O governo federal editou um decreto assinado pelo presidente Luiz Inácio Lula da Silva para fechar uma lacuna regulatória que permitia a atuação de apostas ilegais. A medida, anunciada na última sexta-feira, visa sufocar financeiramente plataformas clandestinas, ao definir regras de fiscalização e arrecadação que antes eram incertas. O decreto é estruturado pela Secretaria de Prêmios e Apostas (SPA), vinculada ao Ministério da Fazenda, e envolve a atuação conjunta de outros órgãos públicos.
Segundo Fabio Macorin, secretário-adjunto de Prêmios e Apostas, havia dúvidas sobre quem deveria fiscalizar o recebimento de recursos de apostas ilegais. A lei já proibia instituições financeiras de atender apostas clandestinas, mas, até então, não havia clareza sobre responsabilidade de supervisão. O novo texto determina que a SPA, com apoio do Banco Central, da Receita Federal e do Ministério da Justiça, passe a regular e monitorar esse mercado.

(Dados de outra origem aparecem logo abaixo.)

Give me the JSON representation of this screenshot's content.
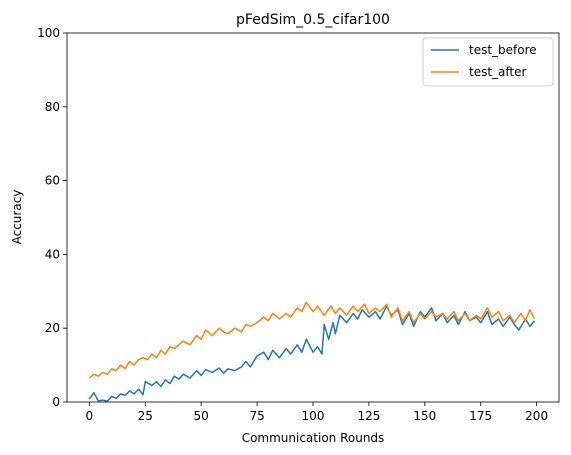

O objetivo é tornar o ambiente de apostas não licenciadas financeiramente insustentável. O decreto estabelece que empresas não licenciadas devem pagar impostos retroativos sobre a atividade e que toda a receita arrecadada deve ser destinada ao Fundo Nacional de Segurança Pública. Macorin destaca que a medida formaliza a cooperação entre os órgãos para o congelamento de ativos e o repasse de recursos à União.

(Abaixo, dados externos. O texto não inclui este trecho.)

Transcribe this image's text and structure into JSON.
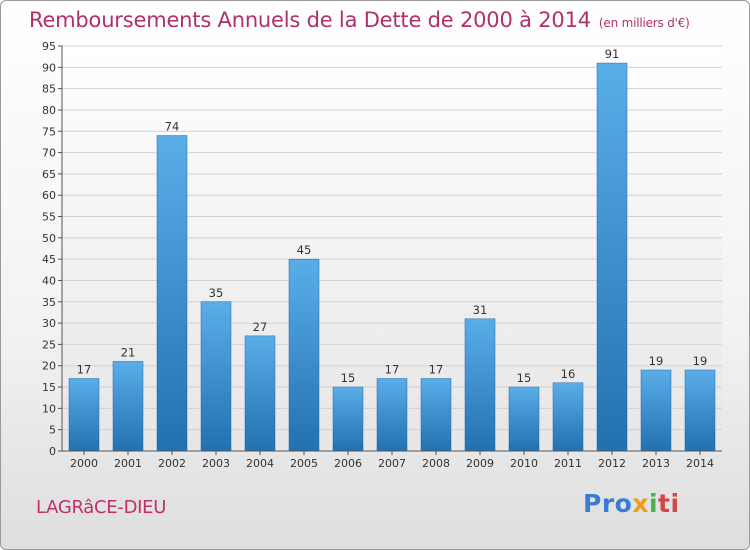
{
  "header": {
    "title": "Remboursements Annuels de la Dette de 2000 à 2014",
    "unit": "(en milliers d'€)"
  },
  "commune": "LAGRâCE-DIEU",
  "logo": {
    "p1": "Pro",
    "p2": "x",
    "p3": "i",
    "p4": "ti"
  },
  "colors": {
    "bar_top": "#5aaee8",
    "bar_bottom": "#2270b0",
    "title": "#b0306a"
  },
  "chart_data": {
    "type": "bar",
    "title": "Remboursements Annuels de la Dette de 2000 à 2014",
    "categories": [
      "2000",
      "2001",
      "2002",
      "2003",
      "2004",
      "2005",
      "2006",
      "2007",
      "2008",
      "2009",
      "2010",
      "2011",
      "2012",
      "2013",
      "2014"
    ],
    "values": [
      17,
      21,
      74,
      35,
      27,
      45,
      15,
      17,
      17,
      31,
      15,
      16,
      91,
      19,
      19
    ],
    "ylim": [
      0,
      95
    ],
    "yticks": [
      0,
      5,
      10,
      15,
      20,
      25,
      30,
      35,
      40,
      45,
      50,
      55,
      60,
      65,
      70,
      75,
      80,
      85,
      90,
      95
    ],
    "grid": true,
    "legend": "none"
  }
}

Medidas de fiscalização e desdobramentos
A primeira frente de fiscalização será no laboratório virtual, uma cooperação entre SPA e a Agência Nacional de Telecomunicações (Anatel), para identificar e bloquear sites clandestinos. No dia da assinatura, o governo informou que mais de 50 mil plataformas, de cerca de 300 empresas, haviam sido derrubadas. A atuação busca reduzir o alcance de anúncios e a captação de clientes por operadores não licenciados.
A partir das notificações, instituições financeiras e de pagamentos deverão bloquear imediatamente os recursos vinculados a apostas ilegais. O Ministério da Justiça liderará o processo para assegurar o direito de defesa às empresas suspeitas, enquanto a Receita Federal e o Banco Central acompanharão o cumprimento das determinações e a cobrança de tributos devidos.
A cada etapa, os órgãos envolvidos verificam cumprimento das normas e aplicam sanções em caso de descumprimento. O Banco Central terá papel fiscalizador adicional, avaliando o cumprimento das determinações pelas instituições financeiras. A Receita Federal poderá cobrar tributos não recolhidos pelas apostas clandestinas, conforme a responsabilidade solidária.
Perspectivas e próximos passos
Nas últimas semanas, o governo tem aumentado a atuação contra o mercado ilegal, com ações baseadas em responsabilização tributária e rastreamento de fluxos financeiros. Em junho, o governo já havia anunciado medidas contra influenciadores e marcas que promovem operadores ilegais, ampliando o alcance da fiscalização. O Banco Central também informou sobre planos de rastrear pessoas e empresas envolvidas, com prazo para implementação das ações até dezembro.
O próximo passo da SPA envolve a regulação de fornecedores de jogos e de plataformas anexas às bets, incluindo caça-níqueis virtuais. O órgão pretende realizar audiência pública para ouvir propostas do mercado e de especialistas, buscando aperfeiçoar normas ao longo dos próximos anos. A Secretaria adianta que a cobrança de responsabilidades será mantida para assegurar conformidade das operações licenciadas.